Frei­tag und Wel­lin­ger sprin­gen Er­folg hin­ter­her

Rheinische Post Viersen - - Sport -

LAH­TI (dpa) Erst der Ju­bel über Platz zwei im Team-Sprin­gen, dann doch die Er­nüch­te­rung im Ein­zel: Die deut­schen Ski­sprin­ger sind zwei Wo­chen vor dem WM-Start noch zu un­kon­stant. Nach­dem am Sams­tag Karl Gei­ger, Ri­chard Frei­tag, Andre­as Wel­lin­ger und Ste­phan Ley­he im Mann­schafts­wett­be­werb nur von den star­ken Ös­ter­rei­chern knapp ge­schla­gen wor­den wa­ren, kam im Ein­zel Gei­ger nach ei­ner enor­men Stei­ge­rung im zwei­ten Durch­gang als bes­ter DSV-Ad­ler we­nigs­tens noch auf Rang sechs. Nach dem ers­ten Ver­such hat­te er noch auf Platz 16 ran­giert. Der Sieg ging nach Sprün­gen auf 132,5 und 129 Me­ter an den Po­len Ka­mil Stoch vor Vier­schan­zen­tour­nee-Sie­ger und Welt­cup-Spit­zen­rei­ter Ryoyu Ko­ba­ya­shi aus Ja­pan und Ro­bert Jo­hans­son aus Nor­we­gen.

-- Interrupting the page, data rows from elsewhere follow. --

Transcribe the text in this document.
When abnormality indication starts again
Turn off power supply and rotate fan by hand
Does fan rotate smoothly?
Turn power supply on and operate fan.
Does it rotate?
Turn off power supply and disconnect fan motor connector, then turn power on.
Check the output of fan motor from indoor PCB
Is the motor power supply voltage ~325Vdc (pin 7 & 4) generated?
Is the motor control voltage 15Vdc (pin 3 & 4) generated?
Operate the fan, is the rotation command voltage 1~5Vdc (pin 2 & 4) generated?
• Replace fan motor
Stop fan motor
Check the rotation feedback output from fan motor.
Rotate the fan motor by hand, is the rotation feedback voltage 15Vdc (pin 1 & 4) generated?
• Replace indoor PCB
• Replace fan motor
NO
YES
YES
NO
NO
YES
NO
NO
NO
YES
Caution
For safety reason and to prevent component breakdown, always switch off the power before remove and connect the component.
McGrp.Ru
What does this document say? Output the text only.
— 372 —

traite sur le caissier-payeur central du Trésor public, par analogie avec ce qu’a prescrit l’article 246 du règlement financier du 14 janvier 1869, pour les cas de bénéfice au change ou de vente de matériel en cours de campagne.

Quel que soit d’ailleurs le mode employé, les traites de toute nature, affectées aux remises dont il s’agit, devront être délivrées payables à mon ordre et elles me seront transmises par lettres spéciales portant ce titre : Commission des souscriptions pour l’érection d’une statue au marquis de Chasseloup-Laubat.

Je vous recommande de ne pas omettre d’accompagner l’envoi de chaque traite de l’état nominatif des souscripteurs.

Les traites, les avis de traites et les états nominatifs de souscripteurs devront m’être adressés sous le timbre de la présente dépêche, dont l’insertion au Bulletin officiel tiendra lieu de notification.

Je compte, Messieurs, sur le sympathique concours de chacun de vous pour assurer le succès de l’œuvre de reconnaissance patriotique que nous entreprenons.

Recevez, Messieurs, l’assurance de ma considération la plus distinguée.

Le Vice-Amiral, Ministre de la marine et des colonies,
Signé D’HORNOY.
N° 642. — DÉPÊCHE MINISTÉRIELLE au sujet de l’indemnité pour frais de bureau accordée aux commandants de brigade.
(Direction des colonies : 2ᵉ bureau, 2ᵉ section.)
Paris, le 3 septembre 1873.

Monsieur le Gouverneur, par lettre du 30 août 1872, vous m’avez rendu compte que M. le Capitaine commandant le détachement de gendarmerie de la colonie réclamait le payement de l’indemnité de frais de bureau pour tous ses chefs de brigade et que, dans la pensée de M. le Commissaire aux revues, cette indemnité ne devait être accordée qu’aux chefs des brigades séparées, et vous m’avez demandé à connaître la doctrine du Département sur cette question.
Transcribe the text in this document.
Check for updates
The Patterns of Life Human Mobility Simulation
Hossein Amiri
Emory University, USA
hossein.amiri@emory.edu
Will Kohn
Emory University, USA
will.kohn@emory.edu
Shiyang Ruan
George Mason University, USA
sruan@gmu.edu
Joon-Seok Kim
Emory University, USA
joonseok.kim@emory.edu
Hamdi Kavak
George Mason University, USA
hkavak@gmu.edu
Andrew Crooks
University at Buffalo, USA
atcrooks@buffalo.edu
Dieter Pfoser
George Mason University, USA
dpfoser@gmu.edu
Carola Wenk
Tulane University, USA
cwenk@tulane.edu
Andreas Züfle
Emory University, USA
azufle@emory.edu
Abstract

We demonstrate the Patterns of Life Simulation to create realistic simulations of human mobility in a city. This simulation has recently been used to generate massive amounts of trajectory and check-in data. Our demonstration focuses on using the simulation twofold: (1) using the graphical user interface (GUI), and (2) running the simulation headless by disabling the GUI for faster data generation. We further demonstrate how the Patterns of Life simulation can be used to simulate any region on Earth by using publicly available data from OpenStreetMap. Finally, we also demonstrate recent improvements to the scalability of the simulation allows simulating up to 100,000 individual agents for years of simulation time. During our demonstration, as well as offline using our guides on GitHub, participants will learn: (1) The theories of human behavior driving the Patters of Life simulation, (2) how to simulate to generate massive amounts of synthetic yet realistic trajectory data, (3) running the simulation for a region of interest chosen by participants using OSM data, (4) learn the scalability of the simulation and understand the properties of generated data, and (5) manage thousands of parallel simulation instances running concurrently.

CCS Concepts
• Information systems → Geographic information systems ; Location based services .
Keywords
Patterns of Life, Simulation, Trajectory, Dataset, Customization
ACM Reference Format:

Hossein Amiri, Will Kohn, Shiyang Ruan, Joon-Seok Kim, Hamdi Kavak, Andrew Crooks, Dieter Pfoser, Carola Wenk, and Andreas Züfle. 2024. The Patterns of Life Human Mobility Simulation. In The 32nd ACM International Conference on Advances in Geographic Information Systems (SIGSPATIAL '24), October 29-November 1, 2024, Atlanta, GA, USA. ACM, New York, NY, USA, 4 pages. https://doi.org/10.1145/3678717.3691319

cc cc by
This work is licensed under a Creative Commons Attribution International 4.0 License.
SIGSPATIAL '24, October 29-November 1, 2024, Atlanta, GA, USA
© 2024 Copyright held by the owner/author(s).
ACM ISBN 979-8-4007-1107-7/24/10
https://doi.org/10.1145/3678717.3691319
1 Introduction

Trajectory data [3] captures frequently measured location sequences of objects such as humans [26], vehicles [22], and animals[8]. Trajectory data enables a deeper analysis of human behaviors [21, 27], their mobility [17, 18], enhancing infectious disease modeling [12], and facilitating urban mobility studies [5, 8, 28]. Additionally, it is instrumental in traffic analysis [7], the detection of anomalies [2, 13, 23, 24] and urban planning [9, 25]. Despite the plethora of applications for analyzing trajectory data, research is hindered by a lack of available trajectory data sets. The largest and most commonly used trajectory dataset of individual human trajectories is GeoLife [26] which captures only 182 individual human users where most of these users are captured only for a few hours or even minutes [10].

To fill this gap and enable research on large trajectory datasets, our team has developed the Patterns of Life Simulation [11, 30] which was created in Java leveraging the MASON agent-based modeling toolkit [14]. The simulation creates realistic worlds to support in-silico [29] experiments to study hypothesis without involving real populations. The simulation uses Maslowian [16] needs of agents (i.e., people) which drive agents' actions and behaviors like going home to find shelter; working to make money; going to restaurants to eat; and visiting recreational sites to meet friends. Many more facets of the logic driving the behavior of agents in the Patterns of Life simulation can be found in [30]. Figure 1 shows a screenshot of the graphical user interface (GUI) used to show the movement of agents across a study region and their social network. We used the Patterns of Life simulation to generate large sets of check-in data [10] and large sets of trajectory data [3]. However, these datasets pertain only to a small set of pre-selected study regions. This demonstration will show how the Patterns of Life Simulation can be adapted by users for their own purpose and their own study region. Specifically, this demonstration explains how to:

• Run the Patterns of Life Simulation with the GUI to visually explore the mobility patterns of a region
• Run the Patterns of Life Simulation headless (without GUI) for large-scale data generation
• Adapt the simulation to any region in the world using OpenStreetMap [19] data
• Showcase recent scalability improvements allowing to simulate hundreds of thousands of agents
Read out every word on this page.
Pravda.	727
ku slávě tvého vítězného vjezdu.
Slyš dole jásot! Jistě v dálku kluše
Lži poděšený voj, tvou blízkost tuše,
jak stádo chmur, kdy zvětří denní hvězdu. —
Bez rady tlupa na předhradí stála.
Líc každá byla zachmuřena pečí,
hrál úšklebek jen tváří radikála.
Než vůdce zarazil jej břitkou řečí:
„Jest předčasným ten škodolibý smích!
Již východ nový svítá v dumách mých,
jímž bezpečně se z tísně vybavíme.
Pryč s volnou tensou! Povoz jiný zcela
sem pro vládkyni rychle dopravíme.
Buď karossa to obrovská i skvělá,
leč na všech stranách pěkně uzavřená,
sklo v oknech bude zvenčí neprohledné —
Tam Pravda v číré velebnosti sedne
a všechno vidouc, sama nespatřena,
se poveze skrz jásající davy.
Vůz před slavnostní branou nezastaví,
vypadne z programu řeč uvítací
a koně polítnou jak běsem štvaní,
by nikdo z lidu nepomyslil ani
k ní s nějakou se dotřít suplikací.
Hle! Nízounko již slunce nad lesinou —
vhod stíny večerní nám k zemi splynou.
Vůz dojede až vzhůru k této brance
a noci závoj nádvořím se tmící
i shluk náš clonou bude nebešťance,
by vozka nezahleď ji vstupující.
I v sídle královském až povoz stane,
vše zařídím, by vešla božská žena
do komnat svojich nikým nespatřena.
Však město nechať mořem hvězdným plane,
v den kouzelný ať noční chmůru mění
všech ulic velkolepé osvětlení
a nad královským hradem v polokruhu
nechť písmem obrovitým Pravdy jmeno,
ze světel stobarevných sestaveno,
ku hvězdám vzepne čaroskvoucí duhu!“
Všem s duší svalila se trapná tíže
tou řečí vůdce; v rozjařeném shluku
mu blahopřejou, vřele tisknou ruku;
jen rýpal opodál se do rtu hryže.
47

„Das war doch sehr er­nüch­ternd“, sag­te Bun­des­trai­ner Wer­ner Schus­ter mit sor­gen­vol­ler Mie­ne in der ARD, nach­dem sei­ne Schütz­lin­ge al­les an­de­re als sou­ve­rän vom gro­ßen Bak­ken der Welt­meis­ter­schafts-Schan­ze von 2017 ge­gan­gen wa­ren. Da­mit mein­te er in ers­ter Li­nie die bei­den Gro­ßen der jün­ge­ren Ver­gan­gen­heit, Ri­chard Frei­tag und Andre­as Wel­lin­ger. Frei­tag schaff­te als 19. er­neut nicht die WM-Norm, Olym­pia­sie­ger Wel­lin­ger er­reich­te als 32. des ers­ten Durch­gangs nicht ein­mal das Fi­na­le. „Wir wis­sen bei den bei­den, was zu tun ist. Und die Sport­ler zie­hen auch mit. Aber je län­ger es dau­ert, um so ver­krampf­ter wer­den sie. Sie dre­hen sich im Kreis. Die Zeit wird ver­dammt knapp“, sag­te Schus­ter über sei­ne bei­den Sor­gen­kin­der.